Soemitronomics dan Demokrasi yang Stabil
Komitmen sang Begawan dengan demokrasi bukanlah omon-omon tanpa rekam jejak. Soemitro adalah mahasiswa Economische Hogeschool atau Sekolah Tinggi Ekonomi di Rotterdam saat Nazi Jerman datang menyerbu negeri Belanda pada bulan Mei 1940. Ia memilih melawan, walau taruhannya adalah nyawa atau menjadi tawanan kamp konsentrasi.
Watak dan komitmen ini pun ditunjukkan oleh ayahnya, Margono Djojohadikusumo, yang saat pendudukan Jepang menjabat sebagai kepala urusan beras di Kadipaten Mangkunegaran, melindungi rakyat dari keharusan menyetor hasil buminya kepada koperasi bikinan Jepang yang dikenal dengan nama kumiai¬. Kesuksesan Margono mencegah kelaparan di daerahnya menyebabkan Bung Hatta memanggilnya ke Jakarta untuk mengurus persediaan makanan rakyat di Jawa. Inilah sebabnya, walaupun Jawa mengalami krisis beras pada awal merdeka akibat tiga tahun hasil keringat petani itu dihisap semena-mena oleh Jepang, tetapi pada awal tahun 1946 kita mampu surplus beras bahkan mengirimkan 500 ribu ton beras ke India yang sedang dilanda kelaparan.
Oleh karena itu, Soemitro tak ragu memilih jalan pemberontakan bahkan sampai beliau dicap pengkhianat, karena menegakkan komitmennya bahwa pembangunan tidak akan berjalan dalam jangka panjang jika ditegakkan di atas otoritarianisme. Soemitro memilih mendukung Orde Baru yang dipelopori dan didominasi oleh Tentara, karena di awal Tentara di bawah pimpinan Jenderal Soeharto memberikan janji bahwa Orde Baru akan dibangun di atas Demokrasi Pancasila dan yang murni dan konsekuen.
Menariknya, Soemitro sebagai salah satu tokoh PRRI/Permesta mendukung kepemimpinan Presiden Soeharto dalam Rezim Orde Baru yang saat peristiwa pemberontakan daerah tersebut adalah Panglima Divisi Diponegoro, komando teritorial yang paling banyak mengirim pasukan untuk menumpas PRRI di Sumatera Barat.
Soemitro bahkan memberikan kerangka ideologis bagi pembangunan era Orde Baru.

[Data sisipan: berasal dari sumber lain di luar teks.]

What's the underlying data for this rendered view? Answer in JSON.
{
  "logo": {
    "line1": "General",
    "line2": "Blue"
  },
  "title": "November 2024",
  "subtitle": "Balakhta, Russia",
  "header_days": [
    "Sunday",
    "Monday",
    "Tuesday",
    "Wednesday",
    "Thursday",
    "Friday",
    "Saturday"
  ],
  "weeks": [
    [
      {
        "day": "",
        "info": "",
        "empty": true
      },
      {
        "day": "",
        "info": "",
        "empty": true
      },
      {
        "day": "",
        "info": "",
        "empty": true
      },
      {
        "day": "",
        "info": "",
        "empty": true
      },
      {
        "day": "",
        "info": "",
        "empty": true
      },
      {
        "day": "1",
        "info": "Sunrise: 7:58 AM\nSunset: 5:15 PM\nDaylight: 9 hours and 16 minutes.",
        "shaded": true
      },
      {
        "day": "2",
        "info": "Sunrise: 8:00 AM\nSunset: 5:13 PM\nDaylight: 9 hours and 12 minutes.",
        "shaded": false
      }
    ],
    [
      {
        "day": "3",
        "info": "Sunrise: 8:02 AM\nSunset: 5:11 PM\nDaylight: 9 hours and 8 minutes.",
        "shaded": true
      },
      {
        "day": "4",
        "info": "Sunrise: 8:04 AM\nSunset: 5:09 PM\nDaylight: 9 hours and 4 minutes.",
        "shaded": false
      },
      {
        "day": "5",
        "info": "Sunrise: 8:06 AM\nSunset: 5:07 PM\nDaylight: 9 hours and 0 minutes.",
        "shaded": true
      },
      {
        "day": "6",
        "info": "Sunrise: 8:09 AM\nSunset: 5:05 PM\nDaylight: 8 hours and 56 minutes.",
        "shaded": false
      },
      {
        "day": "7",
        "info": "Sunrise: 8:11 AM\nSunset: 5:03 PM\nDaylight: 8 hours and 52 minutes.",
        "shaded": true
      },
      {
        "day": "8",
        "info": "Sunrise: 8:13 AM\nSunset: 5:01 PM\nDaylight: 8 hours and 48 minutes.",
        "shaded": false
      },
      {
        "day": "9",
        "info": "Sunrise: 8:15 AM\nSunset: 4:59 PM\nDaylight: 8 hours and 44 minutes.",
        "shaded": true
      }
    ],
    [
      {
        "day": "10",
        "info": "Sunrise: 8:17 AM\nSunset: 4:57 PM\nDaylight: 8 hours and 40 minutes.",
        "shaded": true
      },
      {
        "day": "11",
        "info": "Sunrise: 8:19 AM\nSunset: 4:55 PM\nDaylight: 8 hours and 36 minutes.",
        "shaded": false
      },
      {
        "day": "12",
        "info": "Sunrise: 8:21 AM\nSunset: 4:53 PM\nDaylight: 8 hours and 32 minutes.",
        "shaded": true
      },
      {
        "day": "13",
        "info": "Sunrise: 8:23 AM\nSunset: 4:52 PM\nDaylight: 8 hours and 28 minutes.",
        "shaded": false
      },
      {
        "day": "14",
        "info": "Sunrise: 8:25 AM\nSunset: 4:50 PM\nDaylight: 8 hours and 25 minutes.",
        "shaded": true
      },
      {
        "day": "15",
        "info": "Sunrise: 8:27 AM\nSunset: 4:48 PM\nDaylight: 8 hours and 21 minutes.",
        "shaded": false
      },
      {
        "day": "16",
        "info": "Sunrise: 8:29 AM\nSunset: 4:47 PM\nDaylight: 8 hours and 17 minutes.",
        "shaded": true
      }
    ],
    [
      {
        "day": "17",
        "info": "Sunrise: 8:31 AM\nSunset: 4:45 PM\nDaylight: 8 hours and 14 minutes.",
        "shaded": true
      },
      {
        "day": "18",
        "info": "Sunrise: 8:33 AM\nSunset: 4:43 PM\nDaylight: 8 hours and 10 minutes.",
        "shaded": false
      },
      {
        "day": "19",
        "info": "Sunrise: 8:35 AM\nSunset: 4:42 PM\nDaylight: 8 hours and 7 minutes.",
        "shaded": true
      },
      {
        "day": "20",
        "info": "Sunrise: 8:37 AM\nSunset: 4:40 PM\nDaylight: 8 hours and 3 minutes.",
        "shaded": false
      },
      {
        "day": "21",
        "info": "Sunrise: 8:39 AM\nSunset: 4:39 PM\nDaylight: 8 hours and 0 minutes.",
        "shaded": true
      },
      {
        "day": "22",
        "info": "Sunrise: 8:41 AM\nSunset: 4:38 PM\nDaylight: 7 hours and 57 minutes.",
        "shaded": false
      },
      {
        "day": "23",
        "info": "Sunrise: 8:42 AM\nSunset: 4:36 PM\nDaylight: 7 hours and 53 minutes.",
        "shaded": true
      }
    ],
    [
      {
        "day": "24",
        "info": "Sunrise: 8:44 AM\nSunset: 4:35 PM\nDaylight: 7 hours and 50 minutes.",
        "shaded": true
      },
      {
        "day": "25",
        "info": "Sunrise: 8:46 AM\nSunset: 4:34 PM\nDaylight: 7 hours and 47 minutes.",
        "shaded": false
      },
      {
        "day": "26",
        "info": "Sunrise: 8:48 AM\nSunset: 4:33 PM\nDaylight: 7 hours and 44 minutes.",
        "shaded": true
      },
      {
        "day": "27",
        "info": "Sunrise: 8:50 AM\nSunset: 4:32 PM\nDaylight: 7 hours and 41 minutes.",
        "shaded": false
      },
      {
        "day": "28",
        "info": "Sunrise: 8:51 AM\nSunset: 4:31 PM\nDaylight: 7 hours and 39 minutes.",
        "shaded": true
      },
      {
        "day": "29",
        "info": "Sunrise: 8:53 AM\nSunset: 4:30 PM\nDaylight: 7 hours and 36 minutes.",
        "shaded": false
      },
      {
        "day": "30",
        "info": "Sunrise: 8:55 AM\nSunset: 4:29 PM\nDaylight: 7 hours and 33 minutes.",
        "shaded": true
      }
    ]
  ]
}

Dalam peresmian Universitas Terbuka tanggal 4 September 1984, Prof. Soemitro memberikan kuliah perdana dengan tema ‘Trilogi Pembangunan dan Ekonomi Pancasila’ yang menegaskan bahwa pembangunan dari rakyat, oleh rakyat dan untuk rakyat, tentu saja ini adalah pembangunan yang berlandaskan demokrasi.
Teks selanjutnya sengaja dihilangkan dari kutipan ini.